I
hate to say it, but I’ve begun to notice that I, along with several of my
friends, aren’t hearing quite as clearly as we once did. Phone calls are particularly bad, because I
find myself either having to repeat things more than once or shout when I’m talking.
And in return, I notice I’m saying “huh?” so often, I probably sound as if I
have something stuck in my throat.
The
other night, an old family friend called. The conversation went something like
this:
“So,
how was your week?” he asked.
“Not
so good,” I said. “I turned on my central air-conditioner and nothing happened.

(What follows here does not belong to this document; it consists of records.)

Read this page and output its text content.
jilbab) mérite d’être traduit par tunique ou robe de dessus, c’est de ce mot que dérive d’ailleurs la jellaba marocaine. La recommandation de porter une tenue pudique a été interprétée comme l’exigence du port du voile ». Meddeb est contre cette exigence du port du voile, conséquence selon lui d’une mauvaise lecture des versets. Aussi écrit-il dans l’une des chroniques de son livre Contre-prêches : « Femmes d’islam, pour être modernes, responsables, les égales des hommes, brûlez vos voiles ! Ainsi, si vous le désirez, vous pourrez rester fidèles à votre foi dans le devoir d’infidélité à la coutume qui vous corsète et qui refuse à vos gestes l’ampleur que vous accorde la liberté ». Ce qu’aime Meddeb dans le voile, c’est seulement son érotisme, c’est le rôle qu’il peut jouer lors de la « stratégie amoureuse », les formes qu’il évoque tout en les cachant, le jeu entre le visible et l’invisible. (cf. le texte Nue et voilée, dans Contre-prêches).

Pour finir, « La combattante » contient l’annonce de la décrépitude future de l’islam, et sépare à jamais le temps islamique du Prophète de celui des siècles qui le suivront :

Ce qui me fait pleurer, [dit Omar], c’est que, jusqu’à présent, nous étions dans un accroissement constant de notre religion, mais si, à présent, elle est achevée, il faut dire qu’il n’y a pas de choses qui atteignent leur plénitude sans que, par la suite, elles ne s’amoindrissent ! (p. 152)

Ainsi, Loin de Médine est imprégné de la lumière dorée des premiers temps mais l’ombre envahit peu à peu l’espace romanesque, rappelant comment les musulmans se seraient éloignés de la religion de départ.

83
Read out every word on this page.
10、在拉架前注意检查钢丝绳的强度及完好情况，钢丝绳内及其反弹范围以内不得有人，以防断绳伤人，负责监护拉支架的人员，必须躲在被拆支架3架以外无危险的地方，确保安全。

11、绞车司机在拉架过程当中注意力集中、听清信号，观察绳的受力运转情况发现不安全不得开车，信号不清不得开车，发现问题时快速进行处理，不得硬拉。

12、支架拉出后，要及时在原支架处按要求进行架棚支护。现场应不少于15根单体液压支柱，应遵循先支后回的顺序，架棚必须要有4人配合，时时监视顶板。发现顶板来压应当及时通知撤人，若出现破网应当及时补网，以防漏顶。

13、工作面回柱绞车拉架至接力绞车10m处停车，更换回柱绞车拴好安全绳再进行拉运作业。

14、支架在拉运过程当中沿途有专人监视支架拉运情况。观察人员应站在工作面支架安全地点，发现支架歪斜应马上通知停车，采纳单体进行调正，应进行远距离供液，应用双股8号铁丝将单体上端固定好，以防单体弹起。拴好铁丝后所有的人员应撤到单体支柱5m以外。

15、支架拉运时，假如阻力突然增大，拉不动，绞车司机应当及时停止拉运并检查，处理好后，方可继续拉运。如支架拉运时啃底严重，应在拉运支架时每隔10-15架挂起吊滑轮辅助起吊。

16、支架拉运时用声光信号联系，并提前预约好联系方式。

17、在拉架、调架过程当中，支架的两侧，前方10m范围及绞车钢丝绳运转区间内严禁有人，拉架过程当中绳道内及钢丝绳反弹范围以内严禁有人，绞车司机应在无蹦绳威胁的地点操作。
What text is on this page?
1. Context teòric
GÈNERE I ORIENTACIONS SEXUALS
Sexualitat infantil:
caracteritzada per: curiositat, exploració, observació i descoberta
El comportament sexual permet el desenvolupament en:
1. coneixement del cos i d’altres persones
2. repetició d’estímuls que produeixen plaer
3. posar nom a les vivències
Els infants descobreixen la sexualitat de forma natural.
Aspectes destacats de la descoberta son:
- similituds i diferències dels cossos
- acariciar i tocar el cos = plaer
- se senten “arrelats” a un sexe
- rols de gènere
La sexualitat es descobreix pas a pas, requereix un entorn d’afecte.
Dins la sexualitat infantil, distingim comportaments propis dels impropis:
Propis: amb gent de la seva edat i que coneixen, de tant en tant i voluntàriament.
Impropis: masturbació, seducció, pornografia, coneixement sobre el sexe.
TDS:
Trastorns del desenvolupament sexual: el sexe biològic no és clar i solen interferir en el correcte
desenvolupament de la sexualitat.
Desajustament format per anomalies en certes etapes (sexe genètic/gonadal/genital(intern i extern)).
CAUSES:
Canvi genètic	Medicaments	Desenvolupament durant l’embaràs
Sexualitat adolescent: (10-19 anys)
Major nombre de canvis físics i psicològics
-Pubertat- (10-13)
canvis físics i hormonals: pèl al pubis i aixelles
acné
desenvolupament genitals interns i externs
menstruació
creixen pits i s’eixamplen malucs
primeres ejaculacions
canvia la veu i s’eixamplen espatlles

It was completely dead. I think the mice got in there and chewed up the wires
again.”
“Oh,
you have central air-conditioning? That must be nice on hot days.”
“When
it’s working, it’s nice. But not right now. I’m so frustrated, I’m tempted to
shoot it!”
“The
shoe fit? What style did you buy?”
The
conversation got only worse after that.
I
remember when my husband started to lose his hearing. At first, I couldn’t
figure out whether he had “selective” hearing and was just ignoring me, or if
he actually had a problem.
Most
of the time, no matter what I said, he’d just answer, “Yeah.” He probably
figured I’d be happy if he agreed with me, so “yeah” was a safe answer.
I’d
say, “Do you want steak for dinner?”
“Yeah.”
“You
want fries with it?”
“Yeah.”
“Or
would you prefer mashed potatoes?”
“Yeah.”
“Is
it OK if I run off with Ricardo, the 20-something Brazilian landscaper and
part-time exotic dancer I met last week?”
“Yeah.”
But
I began to suspect he really was losing his hearing when he started
misinterpreting what I was saying. I
remember one afternoon when I asked him if he wanted his ham sandwich on pita
bread.
“Peter’s
dead?” he gasped. “When? How?”
He
was referring to my cousin who, I’m pleased to say, still is very much alive.
Another
time, we were in the car and a song came on the radio where the singer was
singing, “My eyes adored ya.”
My
husband sang along with it, “My eye’s in Georgia.”
But
I’m finding that as I get older, I’m beginning to have trouble, too. It was
evident last week when my friend, who’s Scottish, called to chat. It was bad
enough I had to strain to hear her, but her thick Scottish accent and the fact
she rrrrrrr-rolls all of her rrrrrrrr’s when she speaks, made my struggle even
worse.
I
hate to say it, but I ended up using my husband’s “yeah” technique throughout
most of the conversation. Judging from my friend’s tone of voice after some of
my responses, however, I’m pretty sure I said, “yeah,” when I should have been
saying, “no,” or “Oh, that’s terrible!”
I also think I may unintentionally have offended her.
I
mean, she either said, “I’m dieting because I have more spare tires than the
Michelin Man,” or she said, “I’m so tired, I need a trip to Michigan, man!”
Either
way, I answered, “Yeah!”
I
have the feeling she won’t be calling me again any time soon.